Para que os alunos voltem a participar do projeto e consigam também assistir às aulas da escola, o Mempodera criou uma vaquinha virtual para arrecadar R$ 7.934,00, dinheiro que vai garantir seis meses de acesso à Internet para os mais de 80 alunos. Dentre esses, menos de dez estão acompanhando o projeto atualmente. O que exceder esse valor vai ser transformado em cestas básicas, produtos de higiene e material de limpeza e cuidados básicos para as famílias até quando o projeto voltar a ser presencial.
Maria Isabel, de 14 anos, está no projeto desde 2018, têm acesso à Internet em casa e está preocupada com amigas como a Rayane.
- Não só por conta das notas, mas ela não vai conseguir aprender nada, evoluir nada nessa quarentena, então ela não vai conseguir estar por dentro das coisas que estão acontecendo, estar por dentro das aulas, conversando com os professores, conseguindo tirar as dúvidas de coisa que estão aí no dia a dia - diz.

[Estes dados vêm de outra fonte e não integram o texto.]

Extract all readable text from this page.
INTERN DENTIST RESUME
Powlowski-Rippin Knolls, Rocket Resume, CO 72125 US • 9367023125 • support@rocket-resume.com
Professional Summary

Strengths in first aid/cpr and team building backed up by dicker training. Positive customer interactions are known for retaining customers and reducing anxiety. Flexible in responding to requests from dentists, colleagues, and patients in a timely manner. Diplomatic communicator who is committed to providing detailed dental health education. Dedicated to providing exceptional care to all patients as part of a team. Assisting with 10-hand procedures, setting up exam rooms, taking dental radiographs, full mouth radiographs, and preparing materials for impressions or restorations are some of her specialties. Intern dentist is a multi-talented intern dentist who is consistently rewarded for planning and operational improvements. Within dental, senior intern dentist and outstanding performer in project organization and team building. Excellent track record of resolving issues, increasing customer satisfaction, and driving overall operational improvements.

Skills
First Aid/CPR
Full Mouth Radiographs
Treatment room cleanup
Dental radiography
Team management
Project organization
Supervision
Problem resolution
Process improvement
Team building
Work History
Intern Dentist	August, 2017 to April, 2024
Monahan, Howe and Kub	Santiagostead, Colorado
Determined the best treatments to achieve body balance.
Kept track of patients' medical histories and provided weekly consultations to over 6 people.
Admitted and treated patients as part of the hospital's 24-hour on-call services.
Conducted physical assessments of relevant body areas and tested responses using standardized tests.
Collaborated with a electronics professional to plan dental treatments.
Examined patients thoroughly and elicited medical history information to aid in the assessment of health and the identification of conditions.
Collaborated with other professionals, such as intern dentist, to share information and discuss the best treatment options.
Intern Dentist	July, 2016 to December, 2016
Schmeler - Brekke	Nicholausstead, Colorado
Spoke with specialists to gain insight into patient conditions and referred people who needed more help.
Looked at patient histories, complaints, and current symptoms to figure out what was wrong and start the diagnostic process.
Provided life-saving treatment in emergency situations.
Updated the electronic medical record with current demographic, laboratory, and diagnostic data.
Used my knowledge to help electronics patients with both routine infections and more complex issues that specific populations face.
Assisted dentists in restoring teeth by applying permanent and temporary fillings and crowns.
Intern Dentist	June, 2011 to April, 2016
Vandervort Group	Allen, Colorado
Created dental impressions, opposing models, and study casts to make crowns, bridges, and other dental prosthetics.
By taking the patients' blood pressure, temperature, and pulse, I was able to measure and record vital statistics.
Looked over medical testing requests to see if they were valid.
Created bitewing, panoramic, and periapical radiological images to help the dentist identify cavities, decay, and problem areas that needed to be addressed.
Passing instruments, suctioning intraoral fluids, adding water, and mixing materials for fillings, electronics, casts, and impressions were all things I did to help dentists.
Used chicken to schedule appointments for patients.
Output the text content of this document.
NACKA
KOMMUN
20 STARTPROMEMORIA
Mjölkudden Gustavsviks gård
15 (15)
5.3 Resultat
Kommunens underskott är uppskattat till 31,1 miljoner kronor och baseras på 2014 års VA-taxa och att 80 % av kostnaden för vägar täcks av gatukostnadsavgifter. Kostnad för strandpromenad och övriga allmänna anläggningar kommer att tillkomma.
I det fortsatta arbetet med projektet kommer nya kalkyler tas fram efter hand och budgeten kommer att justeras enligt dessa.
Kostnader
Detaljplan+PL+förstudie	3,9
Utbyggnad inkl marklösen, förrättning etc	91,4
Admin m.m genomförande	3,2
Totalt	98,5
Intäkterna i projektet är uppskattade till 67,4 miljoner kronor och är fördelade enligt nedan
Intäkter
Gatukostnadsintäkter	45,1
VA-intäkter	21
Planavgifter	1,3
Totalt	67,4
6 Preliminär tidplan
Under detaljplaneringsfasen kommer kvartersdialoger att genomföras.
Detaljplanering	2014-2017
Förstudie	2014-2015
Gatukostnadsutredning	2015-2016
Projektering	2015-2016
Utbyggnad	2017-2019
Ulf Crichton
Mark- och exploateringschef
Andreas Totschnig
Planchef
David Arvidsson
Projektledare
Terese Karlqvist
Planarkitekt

- O que a gente pode fazer hoje de melhor é ressignificar nossa casa, é aprender, é fazer curso online, todo mundo fala isso nas lives, mas e quem não tem essa condição, então é importante ajudar na campanha, porque é isso que quem contribuir vai estar oferecendo acesso, acesso a educação, acesso a Internet para jovens que precisam. E às vezes o celular, para você, não tem mais valor monetário ou não dá para usar porque muitas vezes não comporta mais o teu dia a dia. Mas para outra pessoa ele vai servir e muito, eu mesma tinha uma aparelho que eu não estava usando e eu já doei. Isso pode fazer uma diferença gigante na vida de um jovem agora, durante a quarentena, né? Você pode abrir as portas do mundo para ele através de um aparelho usado - conclui Aline.